Oncological outcomes of stage II endometrial cancer: A retrospective analysis of 250 cases
International Journal of Gynecological Cancer Feb 02, 2018
Ozgul N, et al. - Researchers here determined the effect of different surgical approaches, adjuvant therapy, and pathological characteristics on oncological outcomes in patients with 2009 International Federation of Gynecology and Obstetrics (FIGO) stage II endometrial cancer (EC).
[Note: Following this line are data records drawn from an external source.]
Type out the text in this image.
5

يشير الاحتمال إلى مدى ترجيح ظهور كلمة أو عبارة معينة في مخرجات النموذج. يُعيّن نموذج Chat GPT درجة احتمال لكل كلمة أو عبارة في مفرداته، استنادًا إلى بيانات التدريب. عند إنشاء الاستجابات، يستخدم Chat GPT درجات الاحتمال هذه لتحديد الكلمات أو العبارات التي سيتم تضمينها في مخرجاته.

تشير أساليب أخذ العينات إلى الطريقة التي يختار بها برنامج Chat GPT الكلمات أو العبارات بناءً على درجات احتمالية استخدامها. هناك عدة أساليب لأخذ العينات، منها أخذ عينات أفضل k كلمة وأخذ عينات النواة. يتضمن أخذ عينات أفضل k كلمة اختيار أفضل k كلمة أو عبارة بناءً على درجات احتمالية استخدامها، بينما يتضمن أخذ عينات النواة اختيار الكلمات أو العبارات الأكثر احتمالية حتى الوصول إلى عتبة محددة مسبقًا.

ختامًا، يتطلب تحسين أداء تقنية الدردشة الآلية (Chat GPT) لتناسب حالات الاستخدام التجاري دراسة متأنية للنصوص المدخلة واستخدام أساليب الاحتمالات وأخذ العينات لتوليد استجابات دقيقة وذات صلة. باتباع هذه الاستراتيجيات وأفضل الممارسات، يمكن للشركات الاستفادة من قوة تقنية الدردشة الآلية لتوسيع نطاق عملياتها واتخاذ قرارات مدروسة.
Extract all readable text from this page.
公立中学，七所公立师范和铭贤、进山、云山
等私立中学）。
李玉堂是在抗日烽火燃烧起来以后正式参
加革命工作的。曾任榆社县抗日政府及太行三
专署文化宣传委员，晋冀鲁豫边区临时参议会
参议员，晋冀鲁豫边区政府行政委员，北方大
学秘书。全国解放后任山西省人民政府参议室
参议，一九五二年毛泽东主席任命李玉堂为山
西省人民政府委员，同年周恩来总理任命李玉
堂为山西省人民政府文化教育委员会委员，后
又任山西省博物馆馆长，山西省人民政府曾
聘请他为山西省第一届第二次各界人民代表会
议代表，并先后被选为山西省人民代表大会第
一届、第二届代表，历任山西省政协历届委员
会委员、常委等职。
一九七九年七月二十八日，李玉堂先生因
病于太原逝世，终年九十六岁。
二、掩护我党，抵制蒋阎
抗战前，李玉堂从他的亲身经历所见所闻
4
In this study, adjuvant external beam radiotherapy ± vaginal brachytherapy [VBT] were associated with increased disease-free survival (DFS) but not overall survival (OS) in stage II EC. However, findings did not demonstrate the benefit of VBT alone on DFS. Only age was found to be an independent risk factor for OS. For patients with uterus-confined disease, type of hysterectomy and histologic subtype of the tumor improved neither DFS nor OS in the study group.
Methods
- Researchers performed a multicenter, retrospective department database review at 5 gynecologic oncology centers in Turkey to identify patients with FIGO 2009 stage II EC who underwent surgical staging between 2002 and 2015 .
Results
- Researchers analyzed original pathology reports of 4,867 patients who underwent surgical treatment for EC.
- Two hundred and fifty FIGO stage II patients comprised the study group.
- Two hundred and three (81.2%) had endometrioid and 47 (18.8%) had nonendometrioid histologic subtype of EC among these patients.
- Type I hysterectomy was performed on 199 patients (79.6%) and radical hysterectomy was performed on the remaining 51 patients (20.4%).
- Adjuvant therapy including radiotherapy (pelvic external beam radiotherapy and/or vaginal brachytherapy [VBT]) and/or platinum-based chemotherapy was administered to 208/250 patients (83.2%).
- In 29 patients disease recurred (11.6%).
- For the entire cohort, the 5-year DFS and OS were 82% and 85%, respectively.
- In multivariate analysis, only adjuvant treatment (P=0.001; hazard ratio, 4.02; 95% confidence interval, 1.72–9.36) was found to have significant association with DFS.
- Multivariate analysis revealed that only age older than 60 years (P=0.01; hazard ratio, 3.03; 95% confidence interval, 1.3–7.04) was an independent risk factor for OS.
- However, observations revealed no differences in terms of OS when evaluated by grade, histology, tumor size, type of hysterectomy, or adjuvant treatment.